Days 4 & 5: Polar Bear Photography in Kaktovik
Over the next two days
we are immersed in the world of the polar bear. Each morning, following breakfast, we board the boats to spend three hours cruising close to shore to look for bears. After returning for lunch and some rest time at the hotel, we depart on another three-hour outing each afternoon. The sight of the bears induces sheer delight, and we may get photos of lone males, mothers with growing cubs, or sparring juvenile males learning to play-fight. At times, the bears may be resting, so we never know exactly what to expect. Keep your camera poised for other Arctic wildlife, too, such as wolves, Arctic fox
and seabirds. The realm we explore is one of the most primitive and untouched places on the continent. Protected as part of the Arctic Refuge—the largest wildlife sanctuary in the United States—this land is unmarred by any roads or trails, and Kaktovik is the only human habitation inside its bounds.
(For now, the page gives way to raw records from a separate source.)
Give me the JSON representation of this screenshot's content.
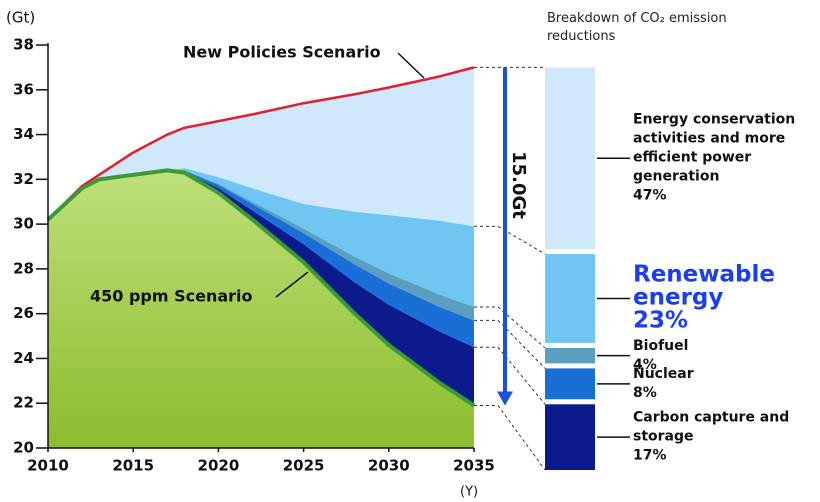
{
  "chart_data": [
    {
      "type": "area",
      "y_label": "(Gt)",
      "x_label": "(Y)",
      "annotation": "15.0Gt",
      "x": [
        2010,
        2012,
        2013,
        2015,
        2017,
        2018,
        2020,
        2022,
        2025,
        2028,
        2030,
        2033,
        2035
      ],
      "xlim": [
        2010,
        2035
      ],
      "xticks": [
        2010,
        2015,
        2020,
        2025,
        2030,
        2035
      ],
      "ylim": [
        20,
        38
      ],
      "yticks": [
        20,
        22,
        24,
        26,
        28,
        30,
        32,
        34,
        36,
        38
      ],
      "series": [
        {
          "name": "450 ppm Scenario",
          "color": "#3c9a35",
          "values": [
            30.2,
            31.6,
            32.0,
            32.2,
            32.4,
            32.3,
            31.4,
            30.2,
            28.3,
            26.0,
            24.6,
            22.9,
            21.9
          ]
        },
        {
          "name": "New Policies Scenario",
          "color": "#e0202e",
          "values": [
            30.2,
            31.7,
            32.2,
            33.2,
            34.0,
            34.3,
            34.6,
            34.9,
            35.4,
            35.8,
            36.1,
            36.6,
            37.0
          ]
        }
      ],
      "wedges": [
        {
          "color": "#0b1a8c",
          "values": [
            0,
            0,
            0,
            0,
            0,
            0.05,
            0.2,
            0.4,
            0.8,
            1.4,
            1.8,
            2.3,
            2.6
          ]
        },
        {
          "color": "#1a6fd6",
          "values": [
            0,
            0,
            0,
            0,
            0,
            0.05,
            0.15,
            0.3,
            0.5,
            0.8,
            0.95,
            1.1,
            1.2
          ]
        },
        {
          "color": "#5a9fc0",
          "values": [
            0,
            0,
            0,
            0,
            0,
            0,
            0.05,
            0.1,
            0.2,
            0.35,
            0.45,
            0.55,
            0.6
          ]
        },
        {
          "color": "#6fc6f3",
          "values": [
            0,
            0,
            0,
            0,
            0,
            0.1,
            0.3,
            0.6,
            1.1,
            2.0,
            2.6,
            3.3,
            3.6
          ]
        },
        {
          "color": "#cfe8fa",
          "values": [
            0,
            0.1,
            0.2,
            1.0,
            1.6,
            1.8,
            2.5,
            3.3,
            4.5,
            5.25,
            5.7,
            6.45,
            7.1
          ]
        }
      ]
    },
    {
      "type": "stacked_bar",
      "title": "Breakdown of CO₂ emission reductions",
      "categories": [
        "Energy conservation activities and more efficient power generation",
        "Renewable energy",
        "Biofuel",
        "Nuclear",
        "Carbon capture and storage"
      ],
      "values": [
        47,
        23,
        4,
        8,
        17
      ],
      "value_labels": [
        "47%",
        "23%",
        "4%",
        "8%",
        "17%"
      ],
      "colors": [
        "#cfe8fa",
        "#6fc6f3",
        "#5a9fc0",
        "#1a6fd6",
        "#0b1a8c"
      ]
    }
  ]
}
While we can never predict how many bears we may see, their numbers are increasing around Kaktovik. The reason is a warming climate. In years past, the Beaufort Sea remained mostly frozen year-round, with pack ice accessible not far offshore. Now, the ice is melting earlier, what remains may be 200 miles away, and freeze-up happens later. Since seal hunting—the polar bears’ main means of sustenance—requires sea ice, the Southern Beaufort population is being forced to adapt. In Kaktovik, the bears have found an alternate food source to sustain them through the lean summer and autumn months: the carcasses of several bowhead whales that Native villagers are permitted to harvest seasonally as part of their traditional subsistence lifestyle and ancient cultural practice.
While we are here to enjoy the presence of wild polar bears and to capture thrilling photos of them, we are also witnessing profound changes in a rapidly warming Arctic, which are creating the very phenomenon we have come to see. Evening conversations with local people provide further insight into Arctic life in the 21st century, and we learn about how people are also trying to adapt.
Day 6: Polar Bear Viewing / Fly to Fairbanks
After breakfast, we are scheduled to make a sixth and final boat excursion among the polar bears, capturing a final chance to capture photos that are the hallmark of this singular experience. We return to the hotel for lunch before boarding our private chartered flight back to Fairbanks this afternoon. On arrival, transfer to our hotel on the banks of the Chena River in the heart of lively downtown Fairbanks. This evening, share your favorite moments with the polar bears over a farewell dinner.
Day 7: Fairbanks / Depart
Today, our Alaska polar bear photo safari comes to a close as we transfer to the airport for flights home.
Please note: Our daily itinerary is contingent upon weather and local conditions. Exact timing and activities will depend upon those circumstances and are at the discretion of our Expedition Leader. Because weather can affect the limited number of scheduled commercial flights to and from Kaktovik, we choose to charter our own private aircraft for maximum convenience and flexibility.